Her son, Ashraf, told Egyptian news agency Watani that he had gone to the police fearing the worst when the allegations first arose. He acted on their advice to take his family and flee the village. “Then my parents and the Copts in the village were collectively punished on my account,” he said.
Mrs Thabet admitted that she had been traumatised by the terrible humiliation she had undergone. “I cannot for one moment forget the degradation they’ve done to me,” she said. “I remember it morning and night. I lived all my life in this village and no one ever dared to approach me. But they came and degraded me.”
She remains resolute. “Where are my rights? If one of [the attackers’] sisters or nieces had been degraded as I have, what would they have done? They wouldn’t have dismissed it.
“Now we don’t have any support but God,” she reflected. “God is great. He will bring me my justice.”
Mouthpiece
The Bridges programme on SAT-7 will continue to cover Mrs Thabet’s case, as it does others that highlight the injustice and discrimination faced by many vulnerable Christians in Egypt and elsewhere.
Through a mix of news, field reports, interviews with the public and probing conversations with commentators and civil society figures, the programme acts as both a mouthpiece and adviser for Arab Christians on social and political issues.

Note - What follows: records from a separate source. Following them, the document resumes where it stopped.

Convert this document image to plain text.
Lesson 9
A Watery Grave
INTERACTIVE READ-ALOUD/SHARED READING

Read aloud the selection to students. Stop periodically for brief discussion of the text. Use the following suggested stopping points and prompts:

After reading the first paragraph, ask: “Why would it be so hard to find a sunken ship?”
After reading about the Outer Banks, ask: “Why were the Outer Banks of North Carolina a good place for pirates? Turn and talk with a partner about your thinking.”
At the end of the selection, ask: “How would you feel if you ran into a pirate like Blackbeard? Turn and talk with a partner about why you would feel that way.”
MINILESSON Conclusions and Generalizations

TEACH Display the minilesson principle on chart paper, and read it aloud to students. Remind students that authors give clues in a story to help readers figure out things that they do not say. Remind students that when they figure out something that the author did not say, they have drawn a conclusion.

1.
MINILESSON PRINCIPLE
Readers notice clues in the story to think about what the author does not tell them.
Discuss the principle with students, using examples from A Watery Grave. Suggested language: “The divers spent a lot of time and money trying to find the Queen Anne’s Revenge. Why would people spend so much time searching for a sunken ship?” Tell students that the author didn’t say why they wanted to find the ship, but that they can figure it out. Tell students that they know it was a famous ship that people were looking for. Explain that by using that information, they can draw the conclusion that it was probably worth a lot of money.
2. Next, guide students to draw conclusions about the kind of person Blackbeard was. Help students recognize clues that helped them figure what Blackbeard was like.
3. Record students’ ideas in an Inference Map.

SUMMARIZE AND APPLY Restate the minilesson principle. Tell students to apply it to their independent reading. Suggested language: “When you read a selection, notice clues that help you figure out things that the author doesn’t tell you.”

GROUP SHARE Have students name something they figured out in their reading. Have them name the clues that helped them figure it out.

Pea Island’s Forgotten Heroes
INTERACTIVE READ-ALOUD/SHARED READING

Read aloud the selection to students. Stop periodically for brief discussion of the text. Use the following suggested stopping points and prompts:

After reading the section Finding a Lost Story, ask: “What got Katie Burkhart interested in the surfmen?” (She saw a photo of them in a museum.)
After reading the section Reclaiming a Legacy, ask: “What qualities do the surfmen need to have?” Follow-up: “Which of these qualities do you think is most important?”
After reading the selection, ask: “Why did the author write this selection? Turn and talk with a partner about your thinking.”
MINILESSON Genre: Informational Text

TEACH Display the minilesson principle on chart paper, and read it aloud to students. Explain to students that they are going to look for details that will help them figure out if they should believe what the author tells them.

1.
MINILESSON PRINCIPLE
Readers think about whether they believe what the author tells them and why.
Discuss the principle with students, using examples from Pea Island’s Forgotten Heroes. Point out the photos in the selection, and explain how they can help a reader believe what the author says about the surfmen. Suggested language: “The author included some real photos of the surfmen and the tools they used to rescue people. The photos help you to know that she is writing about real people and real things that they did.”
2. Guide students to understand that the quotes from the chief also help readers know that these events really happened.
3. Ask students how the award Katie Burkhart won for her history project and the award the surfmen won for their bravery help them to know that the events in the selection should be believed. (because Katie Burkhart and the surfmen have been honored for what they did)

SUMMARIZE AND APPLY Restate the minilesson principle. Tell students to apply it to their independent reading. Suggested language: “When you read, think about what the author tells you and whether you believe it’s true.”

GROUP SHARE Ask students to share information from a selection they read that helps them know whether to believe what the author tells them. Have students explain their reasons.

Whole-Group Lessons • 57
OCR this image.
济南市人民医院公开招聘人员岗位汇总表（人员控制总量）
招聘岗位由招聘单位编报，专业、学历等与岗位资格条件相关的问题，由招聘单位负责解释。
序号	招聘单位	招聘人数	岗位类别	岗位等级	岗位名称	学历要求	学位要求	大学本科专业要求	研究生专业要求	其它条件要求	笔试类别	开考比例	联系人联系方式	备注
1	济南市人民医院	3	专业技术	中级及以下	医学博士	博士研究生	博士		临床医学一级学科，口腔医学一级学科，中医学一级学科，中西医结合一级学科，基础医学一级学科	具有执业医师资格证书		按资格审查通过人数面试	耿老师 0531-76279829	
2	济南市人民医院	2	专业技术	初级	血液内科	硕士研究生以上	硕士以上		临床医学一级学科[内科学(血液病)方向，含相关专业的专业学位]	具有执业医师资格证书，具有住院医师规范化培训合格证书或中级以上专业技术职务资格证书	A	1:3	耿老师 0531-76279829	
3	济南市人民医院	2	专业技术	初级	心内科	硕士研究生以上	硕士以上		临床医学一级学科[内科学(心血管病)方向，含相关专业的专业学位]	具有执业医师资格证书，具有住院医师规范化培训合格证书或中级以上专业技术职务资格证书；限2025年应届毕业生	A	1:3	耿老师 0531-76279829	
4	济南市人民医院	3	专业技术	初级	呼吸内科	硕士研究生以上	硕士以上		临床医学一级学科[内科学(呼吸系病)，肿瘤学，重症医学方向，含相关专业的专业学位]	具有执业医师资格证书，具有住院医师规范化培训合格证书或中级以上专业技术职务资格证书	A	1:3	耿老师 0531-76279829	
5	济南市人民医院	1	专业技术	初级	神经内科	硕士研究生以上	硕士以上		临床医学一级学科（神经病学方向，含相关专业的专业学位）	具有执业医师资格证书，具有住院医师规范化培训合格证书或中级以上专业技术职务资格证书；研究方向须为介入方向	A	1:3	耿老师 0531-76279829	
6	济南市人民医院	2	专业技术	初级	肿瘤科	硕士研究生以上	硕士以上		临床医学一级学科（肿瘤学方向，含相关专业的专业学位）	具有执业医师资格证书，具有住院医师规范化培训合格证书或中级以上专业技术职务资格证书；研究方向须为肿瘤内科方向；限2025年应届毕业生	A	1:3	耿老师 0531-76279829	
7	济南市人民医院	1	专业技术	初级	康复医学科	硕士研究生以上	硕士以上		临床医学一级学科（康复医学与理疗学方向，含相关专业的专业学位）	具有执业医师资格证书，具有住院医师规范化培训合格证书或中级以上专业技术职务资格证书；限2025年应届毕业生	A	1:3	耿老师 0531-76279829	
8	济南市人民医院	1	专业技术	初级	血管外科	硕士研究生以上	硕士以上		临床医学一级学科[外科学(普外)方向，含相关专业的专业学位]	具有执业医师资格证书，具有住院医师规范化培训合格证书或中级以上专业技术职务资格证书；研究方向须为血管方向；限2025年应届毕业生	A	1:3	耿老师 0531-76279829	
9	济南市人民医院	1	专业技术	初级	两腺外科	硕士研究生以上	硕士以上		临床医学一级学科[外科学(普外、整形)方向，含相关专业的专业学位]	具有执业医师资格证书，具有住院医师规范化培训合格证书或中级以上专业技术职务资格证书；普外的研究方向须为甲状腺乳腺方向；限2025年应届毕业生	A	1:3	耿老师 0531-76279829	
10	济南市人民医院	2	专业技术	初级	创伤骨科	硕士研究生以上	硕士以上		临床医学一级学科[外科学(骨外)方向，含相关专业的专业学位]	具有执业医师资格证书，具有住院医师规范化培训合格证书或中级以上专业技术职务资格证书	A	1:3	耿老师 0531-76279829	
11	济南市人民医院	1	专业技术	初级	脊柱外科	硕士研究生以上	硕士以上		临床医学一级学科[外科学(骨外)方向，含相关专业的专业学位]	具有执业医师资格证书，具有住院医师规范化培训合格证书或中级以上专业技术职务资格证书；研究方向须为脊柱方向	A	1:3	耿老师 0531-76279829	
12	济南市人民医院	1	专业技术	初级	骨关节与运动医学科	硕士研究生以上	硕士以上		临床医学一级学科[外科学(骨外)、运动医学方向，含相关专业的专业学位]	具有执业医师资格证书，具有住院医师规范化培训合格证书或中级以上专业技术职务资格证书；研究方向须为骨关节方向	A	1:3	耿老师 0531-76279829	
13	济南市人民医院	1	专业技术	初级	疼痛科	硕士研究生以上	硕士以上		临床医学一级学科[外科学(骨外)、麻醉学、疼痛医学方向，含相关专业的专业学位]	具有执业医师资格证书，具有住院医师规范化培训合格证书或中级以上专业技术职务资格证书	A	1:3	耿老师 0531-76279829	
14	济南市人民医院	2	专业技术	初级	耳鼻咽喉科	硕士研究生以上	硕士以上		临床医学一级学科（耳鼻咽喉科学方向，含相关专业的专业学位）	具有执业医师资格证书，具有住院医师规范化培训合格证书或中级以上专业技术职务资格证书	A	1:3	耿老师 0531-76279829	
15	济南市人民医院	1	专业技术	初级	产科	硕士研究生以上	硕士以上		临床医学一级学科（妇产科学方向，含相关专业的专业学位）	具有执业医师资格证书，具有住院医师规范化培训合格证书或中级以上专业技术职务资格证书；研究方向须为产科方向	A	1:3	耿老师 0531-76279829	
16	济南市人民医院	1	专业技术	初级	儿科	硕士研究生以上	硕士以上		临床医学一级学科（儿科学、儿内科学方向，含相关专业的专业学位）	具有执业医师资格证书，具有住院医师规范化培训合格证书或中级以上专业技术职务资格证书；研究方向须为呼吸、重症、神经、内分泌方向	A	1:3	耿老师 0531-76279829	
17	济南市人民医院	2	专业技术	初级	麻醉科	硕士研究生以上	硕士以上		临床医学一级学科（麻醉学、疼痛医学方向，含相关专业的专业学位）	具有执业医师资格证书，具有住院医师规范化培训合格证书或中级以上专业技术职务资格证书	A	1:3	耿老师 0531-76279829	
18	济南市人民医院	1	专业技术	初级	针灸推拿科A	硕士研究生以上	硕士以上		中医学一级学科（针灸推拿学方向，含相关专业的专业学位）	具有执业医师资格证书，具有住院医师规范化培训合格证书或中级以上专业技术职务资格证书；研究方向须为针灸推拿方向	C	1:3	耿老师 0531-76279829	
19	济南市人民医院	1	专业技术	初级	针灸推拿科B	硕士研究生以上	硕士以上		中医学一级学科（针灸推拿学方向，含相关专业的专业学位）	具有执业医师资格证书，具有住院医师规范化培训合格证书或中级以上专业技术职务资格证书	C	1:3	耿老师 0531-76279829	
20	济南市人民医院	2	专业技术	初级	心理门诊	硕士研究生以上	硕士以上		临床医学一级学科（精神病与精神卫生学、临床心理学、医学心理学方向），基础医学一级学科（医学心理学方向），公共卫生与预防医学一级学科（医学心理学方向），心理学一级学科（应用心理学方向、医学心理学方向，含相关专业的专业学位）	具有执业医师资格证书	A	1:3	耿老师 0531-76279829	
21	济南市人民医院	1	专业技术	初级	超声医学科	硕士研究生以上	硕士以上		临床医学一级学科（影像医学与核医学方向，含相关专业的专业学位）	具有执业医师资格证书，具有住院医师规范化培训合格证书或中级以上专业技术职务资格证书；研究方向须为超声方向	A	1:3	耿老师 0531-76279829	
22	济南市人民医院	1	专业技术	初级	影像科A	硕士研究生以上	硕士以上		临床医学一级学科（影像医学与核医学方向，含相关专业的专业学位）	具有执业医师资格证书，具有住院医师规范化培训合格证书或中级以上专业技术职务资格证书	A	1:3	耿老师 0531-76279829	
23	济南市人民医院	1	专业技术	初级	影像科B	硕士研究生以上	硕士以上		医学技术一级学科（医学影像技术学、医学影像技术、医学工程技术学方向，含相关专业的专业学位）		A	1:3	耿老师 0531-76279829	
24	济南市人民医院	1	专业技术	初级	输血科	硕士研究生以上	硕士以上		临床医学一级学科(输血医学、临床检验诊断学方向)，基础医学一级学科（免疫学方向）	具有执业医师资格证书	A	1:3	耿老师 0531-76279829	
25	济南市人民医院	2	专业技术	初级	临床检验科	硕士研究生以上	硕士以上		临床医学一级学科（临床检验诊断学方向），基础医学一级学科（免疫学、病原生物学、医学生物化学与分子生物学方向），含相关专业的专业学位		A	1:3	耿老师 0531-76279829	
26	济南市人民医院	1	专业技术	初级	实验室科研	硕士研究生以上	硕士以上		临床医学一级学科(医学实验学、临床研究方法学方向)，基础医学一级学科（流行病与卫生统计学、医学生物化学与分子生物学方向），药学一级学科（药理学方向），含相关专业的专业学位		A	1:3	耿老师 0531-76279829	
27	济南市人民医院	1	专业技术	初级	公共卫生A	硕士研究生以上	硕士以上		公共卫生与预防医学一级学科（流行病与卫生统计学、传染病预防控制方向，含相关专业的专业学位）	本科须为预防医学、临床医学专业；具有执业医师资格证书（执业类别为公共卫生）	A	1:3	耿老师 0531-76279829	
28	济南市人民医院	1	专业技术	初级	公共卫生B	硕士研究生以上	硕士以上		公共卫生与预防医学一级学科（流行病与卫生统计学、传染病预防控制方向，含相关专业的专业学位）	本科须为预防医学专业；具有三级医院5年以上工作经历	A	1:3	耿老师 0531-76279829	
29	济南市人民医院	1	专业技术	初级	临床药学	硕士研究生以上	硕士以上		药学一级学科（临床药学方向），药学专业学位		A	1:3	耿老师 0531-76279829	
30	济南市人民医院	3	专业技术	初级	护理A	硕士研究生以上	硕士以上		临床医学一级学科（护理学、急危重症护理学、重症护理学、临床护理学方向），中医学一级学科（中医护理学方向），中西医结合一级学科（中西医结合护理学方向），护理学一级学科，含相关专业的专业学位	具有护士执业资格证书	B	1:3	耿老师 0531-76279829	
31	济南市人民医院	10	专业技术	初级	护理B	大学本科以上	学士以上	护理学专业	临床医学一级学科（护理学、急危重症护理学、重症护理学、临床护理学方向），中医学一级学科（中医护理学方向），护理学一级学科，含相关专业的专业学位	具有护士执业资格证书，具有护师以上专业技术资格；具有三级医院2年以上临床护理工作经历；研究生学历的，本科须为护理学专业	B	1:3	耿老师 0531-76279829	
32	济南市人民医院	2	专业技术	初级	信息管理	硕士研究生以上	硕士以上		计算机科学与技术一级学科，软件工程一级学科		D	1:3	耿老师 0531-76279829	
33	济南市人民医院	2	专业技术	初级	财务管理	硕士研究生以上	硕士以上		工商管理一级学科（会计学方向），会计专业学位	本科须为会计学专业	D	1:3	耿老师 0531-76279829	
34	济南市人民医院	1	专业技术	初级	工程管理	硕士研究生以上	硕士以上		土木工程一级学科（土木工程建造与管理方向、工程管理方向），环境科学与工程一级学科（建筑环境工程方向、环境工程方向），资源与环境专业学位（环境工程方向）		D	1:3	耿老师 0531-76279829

SAT-7 recognises that women are especially vulnerable in situations of persecution and subjected to discrimination and restrictions in multiple ways in the Middle East. A stream of dedicated programmes on each of the networks language channels seek to empower women, showing them and their families their God-given dignity.
BREAKING NEWS
17 February 2017: A judge on Wednesday (15 February) accepted the petition of Mrs Thabet’s lawyer, Ihab Ramzy. Three men implicated in the assault have now been indicted. Please pray for justice for Mrs Thabet as the case proceeds.